A la luz de La Carta Apostólica
NOVO MILLENNIO INEUNTE

I. PRESENTACIÓN


Cumpliendo el mandato de la Septuagésima Tercera Asamblea Plenaria Ordinaria del Episcopado Colombiano, entregamos el Nuevo Plan Global de Pastoral que ha de orientar nuestro trabajo de evangelización en los próximos tres años.

El Secretariado Permanente del Episcopado se aplicó con seriedad a su elaboración y redacción, con el ánimo de prestar un servicio útil y hacer eco a la intención programática de la Carta Apostólica Novo Millennio Ineunte.

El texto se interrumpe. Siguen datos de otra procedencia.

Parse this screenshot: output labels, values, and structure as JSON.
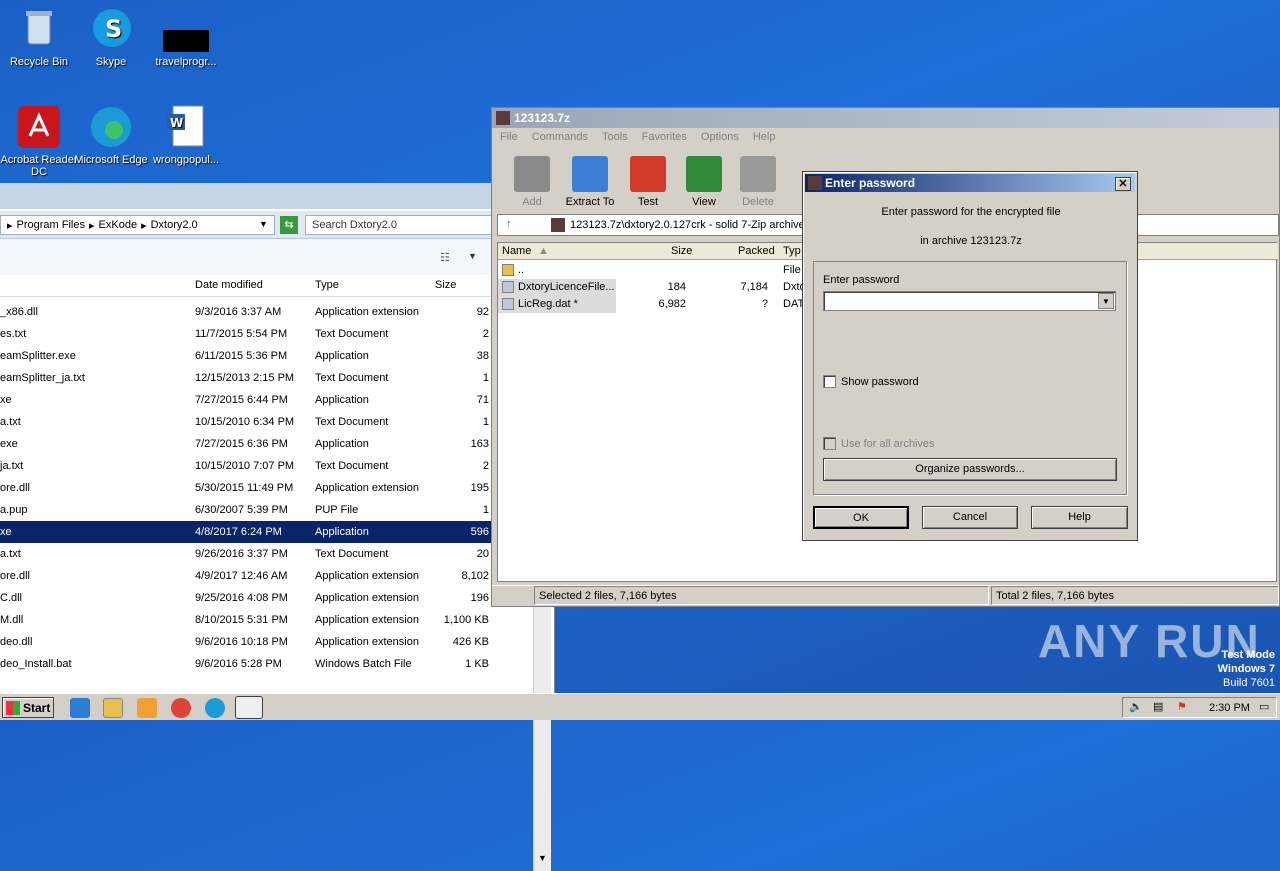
{
  "desktop": {
    "icons": [
      {
        "label": "Recycle Bin",
        "name": "recycle-bin-icon"
      },
      {
        "label": "Skype",
        "name": "skype-icon"
      },
      {
        "label": "travelprogr...",
        "name": "file-icon"
      },
      {
        "label": "Acrobat Reader DC",
        "name": "acrobat-icon"
      },
      {
        "label": "Microsoft Edge",
        "name": "edge-icon"
      },
      {
        "label": "wrongpopul...",
        "name": "word-doc-icon"
      }
    ],
    "watermark": "ANY RUN",
    "os_info": {
      "line1": "Test Mode",
      "line2": "Windows 7",
      "line3": "Build 7601"
    }
  },
  "explorer": {
    "breadcrumb": [
      "Program Files",
      "ExKode",
      "Dxtory2.0"
    ],
    "search_placeholder": "Search Dxtory2.0",
    "columns": [
      "Date modified",
      "Type",
      "Size"
    ],
    "rows": [
      {
        "name": "_x86.dll",
        "date": "9/3/2016 3:37 AM",
        "type": "Application extension",
        "size": "92"
      },
      {
        "name": "es.txt",
        "date": "11/7/2015 5:54 PM",
        "type": "Text Document",
        "size": "2"
      },
      {
        "name": "eamSplitter.exe",
        "date": "6/11/2015 5:36 PM",
        "type": "Application",
        "size": "38"
      },
      {
        "name": "eamSplitter_ja.txt",
        "date": "12/15/2013 2:15 PM",
        "type": "Text Document",
        "size": "1"
      },
      {
        "name": "xe",
        "date": "7/27/2015 6:44 PM",
        "type": "Application",
        "size": "71"
      },
      {
        "name": "a.txt",
        "date": "10/15/2010 6:34 PM",
        "type": "Text Document",
        "size": "1"
      },
      {
        "name": "exe",
        "date": "7/27/2015 6:36 PM",
        "type": "Application",
        "size": "163"
      },
      {
        "name": "ja.txt",
        "date": "10/15/2010 7:07 PM",
        "type": "Text Document",
        "size": "2"
      },
      {
        "name": "ore.dll",
        "date": "5/30/2015 11:49 PM",
        "type": "Application extension",
        "size": "195"
      },
      {
        "name": "a.pup",
        "date": "6/30/2007 5:39 PM",
        "type": "PUP File",
        "size": "1"
      },
      {
        "name": "xe",
        "date": "4/8/2017 6:24 PM",
        "type": "Application",
        "size": "596",
        "selected": true
      },
      {
        "name": "a.txt",
        "date": "9/26/2016 3:37 PM",
        "type": "Text Document",
        "size": "20"
      },
      {
        "name": "ore.dll",
        "date": "4/9/2017 12:46 AM",
        "type": "Application extension",
        "size": "8,102"
      },
      {
        "name": "C.dll",
        "date": "9/25/2016 4:08 PM",
        "type": "Application extension",
        "size": "196"
      },
      {
        "name": "M.dll",
        "date": "8/10/2015 5:31 PM",
        "type": "Application extension",
        "size": "1,100 KB"
      },
      {
        "name": "deo.dll",
        "date": "9/6/2016 10:18 PM",
        "type": "Application extension",
        "size": "426 KB"
      },
      {
        "name": "deo_Install.bat",
        "date": "9/6/2016 5:28 PM",
        "type": "Windows Batch File",
        "size": "1 KB"
      }
    ]
  },
  "zip": {
    "title": "123123.7z",
    "menu": [
      "File",
      "Commands",
      "Tools",
      "Favorites",
      "Options",
      "Help"
    ],
    "toolbar": [
      {
        "label": "Add",
        "color": "#8a8a8a"
      },
      {
        "label": "Extract To",
        "color": "#3d7fd6"
      },
      {
        "label": "Test",
        "color": "#d23a2a"
      },
      {
        "label": "View",
        "color": "#2f8a3a"
      },
      {
        "label": "Delete",
        "color": "#9a9a9a"
      }
    ],
    "path": "123123.7z\\dxtory2.0.127crk - solid 7-Zip archive",
    "columns": [
      "Name",
      "Size",
      "Packed",
      "Typ"
    ],
    "rows": [
      {
        "name": "..",
        "size": "",
        "packed": "",
        "type": "File"
      },
      {
        "name": "DxtoryLicenceFile...",
        "size": "184",
        "packed": "7,184",
        "type": "Dxto"
      },
      {
        "name": "LicReg.dat *",
        "size": "6,982",
        "packed": "?",
        "type": "DAT"
      }
    ],
    "status_left": "Selected 2 files, 7,166 bytes",
    "status_right": "Total 2 files, 7,166 bytes"
  },
  "dialog": {
    "title": "Enter password",
    "line1": "Enter password for the encrypted file",
    "line2": "in archive 123123.7z",
    "field_label": "Enter password",
    "show_password": "Show password",
    "use_for_all": "Use for all archives",
    "organize": "Organize passwords...",
    "ok": "OK",
    "cancel": "Cancel",
    "help": "Help"
  },
  "taskbar": {
    "start": "Start",
    "clock": "2:30 PM"
  }
}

Al igual que lo hace el Santo Padre, la Conferencia Episcopal no pretende suplantar a los Señores Obispos en algo que les corresponde por derecho propio, como es la animación y planeación de la acción pastoral en las Iglesias Particulares.

Pero sí estima como un servicio y una ayuda práctica el esfuerzo de aplicar a nuestra realidad la reflexión que ofrece para toda la Iglesia el Santo Padre.

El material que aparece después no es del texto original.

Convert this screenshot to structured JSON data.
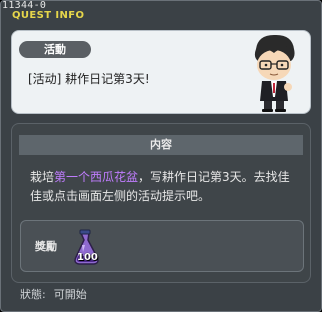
{
  "header": {
    "quest_id": "11344-0",
    "title": "QUEST INFO"
  },
  "activity": {
    "badge": "活動",
    "text": "[活动] 耕作日记第3天!"
  },
  "content": {
    "header": "内容",
    "description_parts": {
      "pre": "栽培",
      "highlight": "第一个西瓜花盆",
      "post": "，写耕作日记第3天。去找佳佳或点击画面左侧的活动提示吧。"
    },
    "reward_label": "獎勵",
    "reward_item": {
      "icon": "potion-flask-icon",
      "quantity": "100"
    }
  },
  "status": {
    "label": "狀態:",
    "value": "可開始"
  },
  "colors": {
    "title": "#e6d64b",
    "highlight": "#c07dff",
    "window_bg": "#3b4146"
  }
}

Así se hizo en el trienio anterior con la Exhortación Apostólica Ecclesia in America y así lo hacemos ahora con la Carta Apostólica Novo Millennio Ineunte.

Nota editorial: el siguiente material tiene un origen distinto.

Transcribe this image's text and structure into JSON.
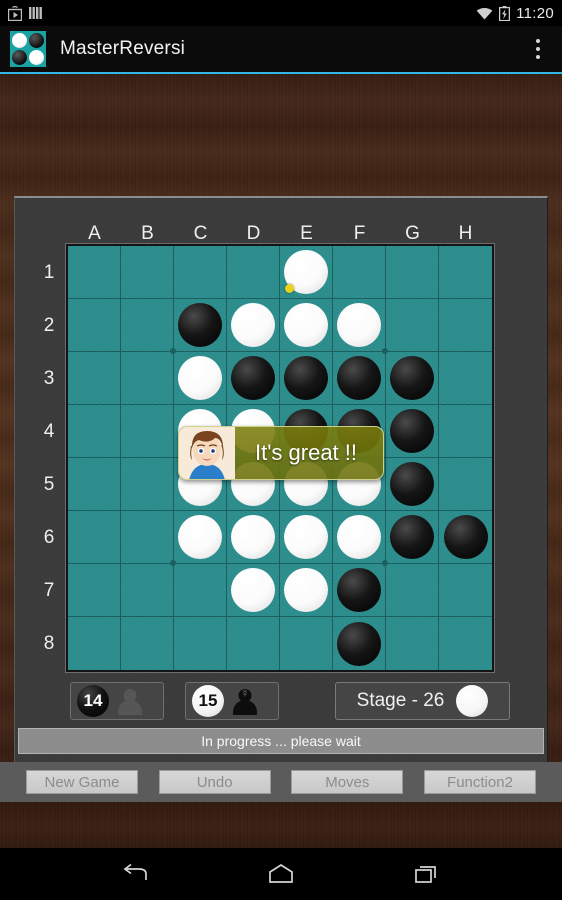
{
  "status_bar": {
    "icons_left": [
      "play-store-icon",
      "bars-icon"
    ],
    "wifi_icon": "wifi-icon",
    "battery_icon": "battery-charging-icon",
    "time": "11:20"
  },
  "action_bar": {
    "app_icon": "reversi-logo-icon",
    "title": "MasterReversi",
    "overflow_icon": "overflow-menu-icon"
  },
  "board": {
    "column_labels": [
      "A",
      "B",
      "C",
      "D",
      "E",
      "F",
      "G",
      "H"
    ],
    "row_labels": [
      "1",
      "2",
      "3",
      "4",
      "5",
      "6",
      "7",
      "8"
    ],
    "teal": "#2d8f8f",
    "cells": [
      [
        "",
        "",
        "",
        "",
        "W",
        "",
        "",
        ""
      ],
      [
        "",
        "",
        "B",
        "W",
        "W",
        "W",
        "",
        ""
      ],
      [
        "",
        "",
        "W",
        "B",
        "B",
        "B",
        "B",
        ""
      ],
      [
        "",
        "",
        "W",
        "W",
        "B",
        "B",
        "B",
        ""
      ],
      [
        "",
        "",
        "W",
        "W",
        "W",
        "W",
        "B",
        ""
      ],
      [
        "",
        "",
        "W",
        "W",
        "W",
        "W",
        "B",
        "B"
      ],
      [
        "",
        "",
        "",
        "W",
        "W",
        "B",
        "",
        ""
      ],
      [
        "",
        "",
        "",
        "",
        "",
        "B",
        "",
        ""
      ]
    ],
    "last_move": {
      "row": 0,
      "col": 4
    },
    "star_points": [
      {
        "row": 1,
        "col": 1
      },
      {
        "row": 1,
        "col": 5
      },
      {
        "row": 5,
        "col": 1
      },
      {
        "row": 5,
        "col": 5
      }
    ]
  },
  "speech_bubble": {
    "text": "It's great !!",
    "avatar": "female-avatar-icon"
  },
  "scores": {
    "black_label": "14",
    "black_player_icon": "cpu-player-icon",
    "white_label": "15",
    "white_player_icon": "human-player-icon",
    "stage_label": "Stage - 26",
    "turn_disc": "white-turn-disc-icon"
  },
  "status_message": "In progress ... please wait",
  "buttons": [
    {
      "label": "New Game",
      "name": "new-game-button"
    },
    {
      "label": "Undo",
      "name": "undo-button"
    },
    {
      "label": "Moves",
      "name": "moves-button"
    },
    {
      "label": "Function2",
      "name": "function2-button"
    }
  ],
  "nav_bar": {
    "back_icon": "back-icon",
    "home_icon": "home-icon",
    "recents_icon": "recents-icon"
  }
}
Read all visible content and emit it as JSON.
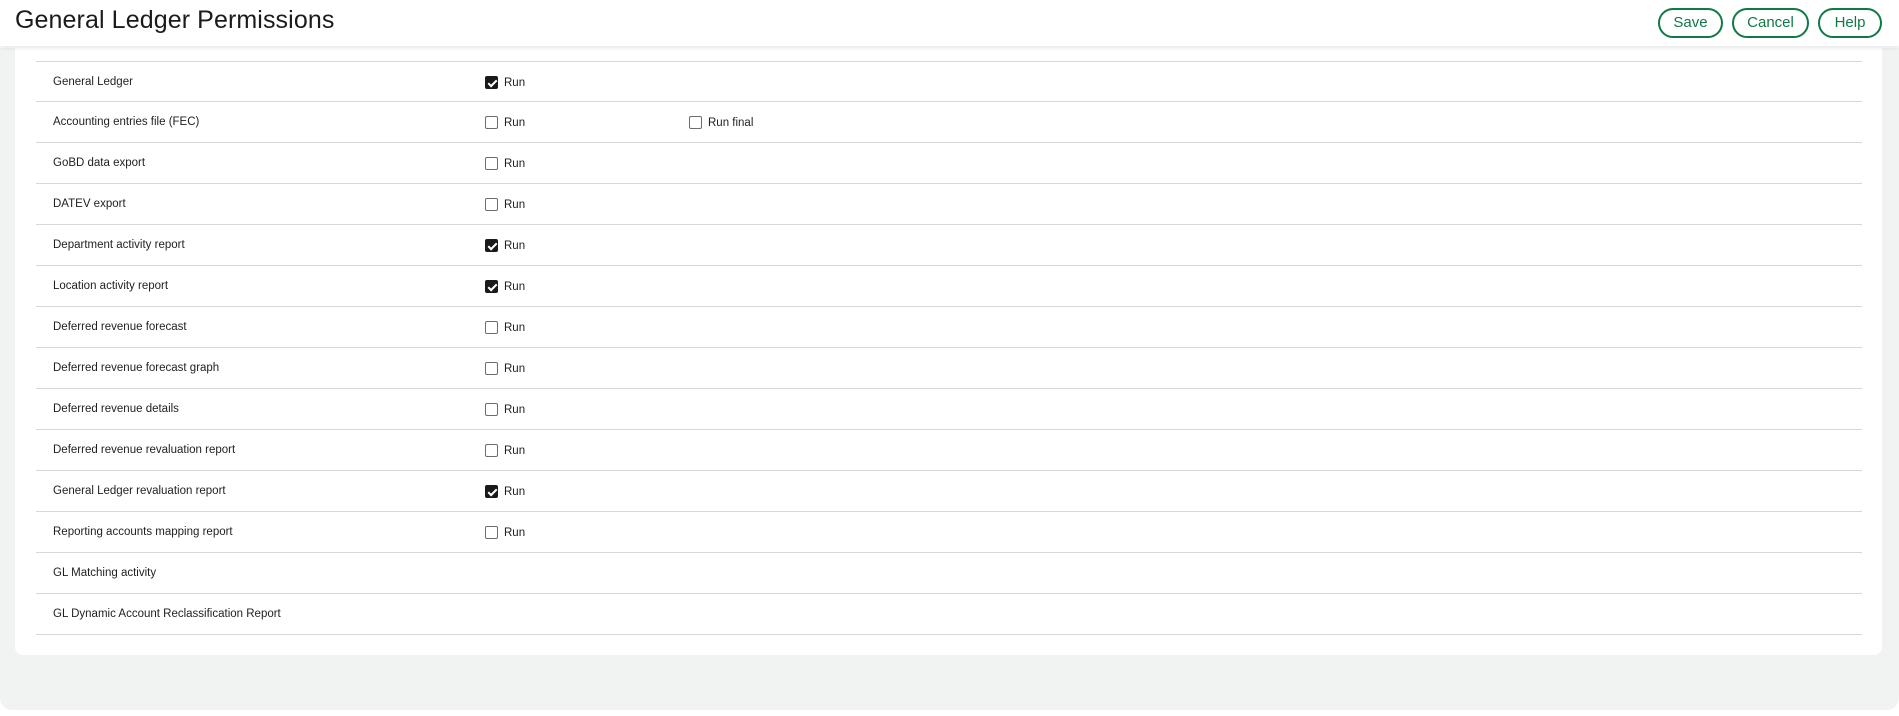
{
  "header": {
    "title": "General Ledger Permissions",
    "buttons": {
      "save": "Save",
      "cancel": "Cancel",
      "help": "Help"
    }
  },
  "colors": {
    "accent": "#0f7a46",
    "page_background": "#f1f3f3",
    "divider": "#d5d8d8"
  },
  "permissions": [
    {
      "label": "General Ledger",
      "options": [
        {
          "label": "Run",
          "checked": true
        }
      ]
    },
    {
      "label": "Accounting entries file (FEC)",
      "options": [
        {
          "label": "Run",
          "checked": false
        },
        {
          "label": "Run final",
          "checked": false
        }
      ]
    },
    {
      "label": "GoBD data export",
      "options": [
        {
          "label": "Run",
          "checked": false
        }
      ]
    },
    {
      "label": "DATEV export",
      "options": [
        {
          "label": "Run",
          "checked": false
        }
      ]
    },
    {
      "label": "Department activity report",
      "options": [
        {
          "label": "Run",
          "checked": true
        }
      ]
    },
    {
      "label": "Location activity report",
      "options": [
        {
          "label": "Run",
          "checked": true
        }
      ]
    },
    {
      "label": "Deferred revenue forecast",
      "options": [
        {
          "label": "Run",
          "checked": false
        }
      ]
    },
    {
      "label": "Deferred revenue forecast graph",
      "options": [
        {
          "label": "Run",
          "checked": false
        }
      ]
    },
    {
      "label": "Deferred revenue details",
      "options": [
        {
          "label": "Run",
          "checked": false
        }
      ]
    },
    {
      "label": "Deferred revenue revaluation report",
      "options": [
        {
          "label": "Run",
          "checked": false
        }
      ]
    },
    {
      "label": "General Ledger revaluation report",
      "options": [
        {
          "label": "Run",
          "checked": true
        }
      ]
    },
    {
      "label": "Reporting accounts mapping report",
      "options": [
        {
          "label": "Run",
          "checked": false
        }
      ]
    },
    {
      "label": "GL Matching activity",
      "options": []
    },
    {
      "label": "GL Dynamic Account Reclassification Report",
      "options": []
    }
  ]
}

En efecto, el Papa Juan Pablo II ilumina desde esta Carta Apostólica el camino que debe recorrer toda la Iglesia en los próximo años: “es necesario pensar en el futuro que nos espera. Es preciso aprovechar el tesoro de la gracia recibida, traduciéndola en fervientes propósitos y en líneas de acción concretas. Es una tarea a la cual deseo invitar a todas las iglesias locales. En cada una de ellas, congregada en torno al propio Obispo, en la escucha de la palabra, en la comunión fraterna y en la fracción del pan” .

La Iglesia de Colombia quiere avanzar en la dirección señalada, manteniendo la fidelidad al mandato de anunciar el Evangelio, hacer discípulos y enseñar a observar las enseñanzas de Jesús.

El Plan Global se mueve, en consecuencia, dentro de estas dos coordenadas: de una parte sintonía con la Iglesia Universal a la que el Santo Padre fiel al mandato del Señor confirma en la fe, a través de su enseñanza y orientación pastoral; de otra, sintonía con las Iglesias Particulares, en las que los Obispos apacientan la grey a ellos confiada, con indicaciones programáticas concretas de acuerdo con la situación de cada comunidad.

Quiera Dios bendecir el celo apostólico de todos los agentes de la Evangelización y hacer fructificar el trabajo pastoral de la Iglesia en estos primeros años del nuevo milenio.